In fact, the more expensive investments haven't come good for them of late. In all, the Rojiblancos signed ten players for more than £20 million pounds. Only Antoine Griezmann [£27 million] has given good value and remained with the club. As noted, the £59.4 million spent on Costa appears to be a write-off. The same can be said for the £32.4 million spent on left winger Vitolo in 2017. Radamel Falcao [£36 million], Jackson Martinez [£33.4 million] and Kevin Gameiro [£27 million] all moved on to other European clubs. Nico Gaitan [£22.5 million] and Yannick Carrasco [£22.3 million] emigrated to Major League Soccer and the Chinese Super League respectively. Stefan Savic [£22.5 million] and Thomas le Mar [£63 million] continue to develop, although you would expect the Frenchman to be a fixture in the starting XI at that price.
It's the more discreet investments, such as Rodri [£18 million] and Jan Oblak [£14.4 million] who paid the biggest dividends.

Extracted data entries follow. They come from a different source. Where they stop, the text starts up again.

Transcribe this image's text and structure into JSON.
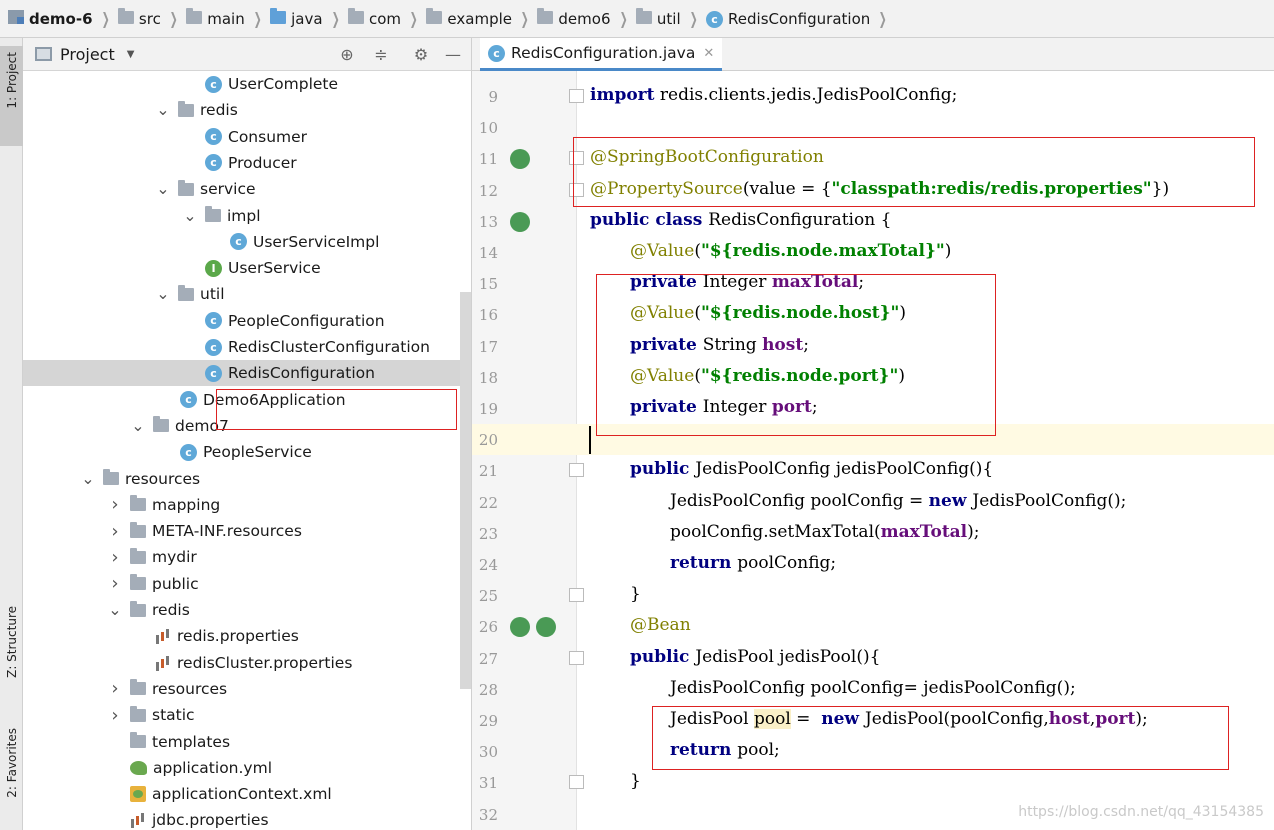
{
  "breadcrumb": [
    "demo-6",
    "src",
    "main",
    "java",
    "com",
    "example",
    "demo6",
    "util",
    "RedisConfiguration"
  ],
  "left_strip": {
    "project": "1: Project",
    "structure": "Z: Structure",
    "favorites": "2: Favorites"
  },
  "project_panel": {
    "title": "Project"
  },
  "tree": [
    {
      "label": "UserComplete",
      "icon": "class"
    },
    {
      "label": "redis",
      "icon": "package",
      "expanded": true
    },
    {
      "label": "Consumer",
      "icon": "class"
    },
    {
      "label": "Producer",
      "icon": "class"
    },
    {
      "label": "service",
      "icon": "package",
      "expanded": true
    },
    {
      "label": "impl",
      "icon": "package",
      "expanded": true
    },
    {
      "label": "UserServiceImpl",
      "icon": "class"
    },
    {
      "label": "UserService",
      "icon": "interface"
    },
    {
      "label": "util",
      "icon": "package",
      "expanded": true
    },
    {
      "label": "PeopleConfiguration",
      "icon": "class"
    },
    {
      "label": "RedisClusterConfiguration",
      "icon": "class"
    },
    {
      "label": "RedisConfiguration",
      "icon": "class",
      "selected": true
    },
    {
      "label": "Demo6Application",
      "icon": "spring-class"
    },
    {
      "label": "demo7",
      "icon": "package",
      "expanded": true
    },
    {
      "label": "PeopleService",
      "icon": "class"
    },
    {
      "label": "resources",
      "icon": "resources-folder",
      "expanded": true
    },
    {
      "label": "mapping",
      "icon": "folder",
      "expanded": false
    },
    {
      "label": "META-INF.resources",
      "icon": "folder",
      "expanded": false
    },
    {
      "label": "mydir",
      "icon": "folder",
      "expanded": false
    },
    {
      "label": "public",
      "icon": "folder",
      "expanded": false
    },
    {
      "label": "redis",
      "icon": "folder",
      "expanded": true
    },
    {
      "label": "redis.properties",
      "icon": "properties"
    },
    {
      "label": "redisCluster.properties",
      "icon": "properties"
    },
    {
      "label": "resources",
      "icon": "folder",
      "expanded": false
    },
    {
      "label": "static",
      "icon": "folder",
      "expanded": false
    },
    {
      "label": "templates",
      "icon": "folder"
    },
    {
      "label": "application.yml",
      "icon": "yml"
    },
    {
      "label": "applicationContext.xml",
      "icon": "xml"
    },
    {
      "label": "jdbc.properties",
      "icon": "properties"
    }
  ],
  "editor": {
    "tab_label": "RedisConfiguration.java",
    "lines": [
      {
        "num": "9",
        "parts": [
          [
            "kw",
            "import"
          ],
          [
            "",
            "redis.clients.jedis.JedisPoolConfig;"
          ]
        ]
      },
      {
        "num": "10",
        "parts": []
      },
      {
        "num": "11",
        "parts": [
          [
            "ann",
            "@SpringBootConfiguration"
          ]
        ]
      },
      {
        "num": "12",
        "parts": [
          [
            "ann",
            "@PropertySource"
          ],
          [
            "",
            "(value = {"
          ],
          [
            "str",
            "\"classpath:redis/redis.properties\""
          ],
          [
            "",
            "})"
          ]
        ]
      },
      {
        "num": "13",
        "parts": [
          [
            "kw",
            "public class "
          ],
          [
            "",
            "RedisConfiguration {"
          ]
        ]
      },
      {
        "num": "14",
        "parts": [
          [
            "ann",
            "@Value"
          ],
          [
            "",
            "("
          ],
          [
            "str",
            "\"${redis.node.maxTotal}\""
          ],
          [
            "",
            ")"
          ]
        ]
      },
      {
        "num": "15",
        "parts": [
          [
            "kw",
            "private "
          ],
          [
            "",
            "Integer "
          ],
          [
            "fld",
            "maxTotal"
          ],
          [
            "",
            ";"
          ]
        ]
      },
      {
        "num": "16",
        "parts": [
          [
            "ann",
            "@Value"
          ],
          [
            "",
            "("
          ],
          [
            "str",
            "\"${redis.node.host}\""
          ],
          [
            "",
            ")"
          ]
        ]
      },
      {
        "num": "17",
        "parts": [
          [
            "kw",
            "private "
          ],
          [
            "",
            "String "
          ],
          [
            "fld",
            "host"
          ],
          [
            "",
            ";"
          ]
        ]
      },
      {
        "num": "18",
        "parts": [
          [
            "ann",
            "@Value"
          ],
          [
            "",
            "("
          ],
          [
            "str",
            "\"${redis.node.port}\""
          ],
          [
            "",
            ")"
          ]
        ]
      },
      {
        "num": "19",
        "parts": [
          [
            "kw",
            "private "
          ],
          [
            "",
            "Integer "
          ],
          [
            "fld",
            "port"
          ],
          [
            "",
            ";"
          ]
        ]
      },
      {
        "num": "20",
        "parts": []
      },
      {
        "num": "21",
        "parts": [
          [
            "kw",
            "public "
          ],
          [
            "",
            "JedisPoolConfig jedisPoolConfig(){"
          ]
        ]
      },
      {
        "num": "22",
        "parts": [
          [
            "",
            "JedisPoolConfig poolConfig = "
          ],
          [
            "kw",
            "new "
          ],
          [
            "",
            "JedisPoolConfig();"
          ]
        ]
      },
      {
        "num": "23",
        "parts": [
          [
            "",
            "poolConfig.setMaxTotal("
          ],
          [
            "fld",
            "maxTotal"
          ],
          [
            "",
            ");"
          ]
        ]
      },
      {
        "num": "24",
        "parts": [
          [
            "kw",
            "return "
          ],
          [
            "",
            "poolConfig;"
          ]
        ]
      },
      {
        "num": "25",
        "parts": [
          [
            "",
            "}"
          ]
        ]
      },
      {
        "num": "26",
        "parts": [
          [
            "ann",
            "@Bean"
          ]
        ]
      },
      {
        "num": "27",
        "parts": [
          [
            "kw",
            "public "
          ],
          [
            "",
            "JedisPool jedisPool(){"
          ]
        ]
      },
      {
        "num": "28",
        "parts": [
          [
            "",
            "JedisPoolConfig poolConfig= jedisPoolConfig();"
          ]
        ]
      },
      {
        "num": "29",
        "parts": [
          [
            "",
            "JedisPool "
          ],
          [
            "hl",
            "pool"
          ],
          [
            "",
            " =  "
          ],
          [
            "kw",
            "new "
          ],
          [
            "",
            "JedisPool(poolConfig,"
          ],
          [
            "fld",
            "host"
          ],
          [
            "",
            ","
          ],
          [
            "fld",
            "port"
          ],
          [
            "",
            ");"
          ]
        ]
      },
      {
        "num": "30",
        "parts": [
          [
            "kw",
            "return "
          ],
          [
            "",
            "pool;"
          ]
        ]
      },
      {
        "num": "31",
        "parts": [
          [
            "",
            "}"
          ]
        ]
      },
      {
        "num": "32",
        "parts": []
      }
    ]
  },
  "watermark": "https://blog.csdn.net/qq_43154385"
}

Questions are asked about Simeone's future as well following the second-leg reversal to Juventus in Turin. Despite all he's achieved, some wonder whether the Argentine can take Los Indios to the next level. Cristiano Ronaldo or no Cristiano Ronaldo, Simeone's club's don't fritter away two-goal advantages. Thinking is that a change might be refreshing for all concerned.
The debate surrounding the manager extends into the club's playing style. Positive football is sweeping through Europe. Do Atleti want to be the last dinosaurs still emphasising defensive tactics? Conservatism is what continues to alienate Ernesto Valverde to a healthy section of Barcelona fans, all the worse since his fortifications don't seem to hold serious attacks at bay.
If Atletico wishes to remain resolute without Simeone at the back, there are few tacticians they can turn to who might build on the Argentine's foundation. Jose Mourinho, perhaps. Beyond the Portuguese, however, the field dwindles.
On the other hand, their status in Europe means they can attract any top manager if they are willing to embrace change. Of course, any new gaffer must be willing to work on a budget. Sorry, Jose.
However the club proceeds, this summer marks a watershed moment. Change must come at the club. Even if Simeone remains, the era of the Diegos is closing at the Wanda Metropolitano. New names and faces will pull on the shirt. Expecting them to rival Barcelona and Real and compete in European finals on a regular basis might not be realistic. When fans and boards can't keep it real, everything tends to crumble around them. Ask Real Madrid or Manchester United supporters. Roma, as well.
Atleti is at a crossroads and any path they choose will be a hard one.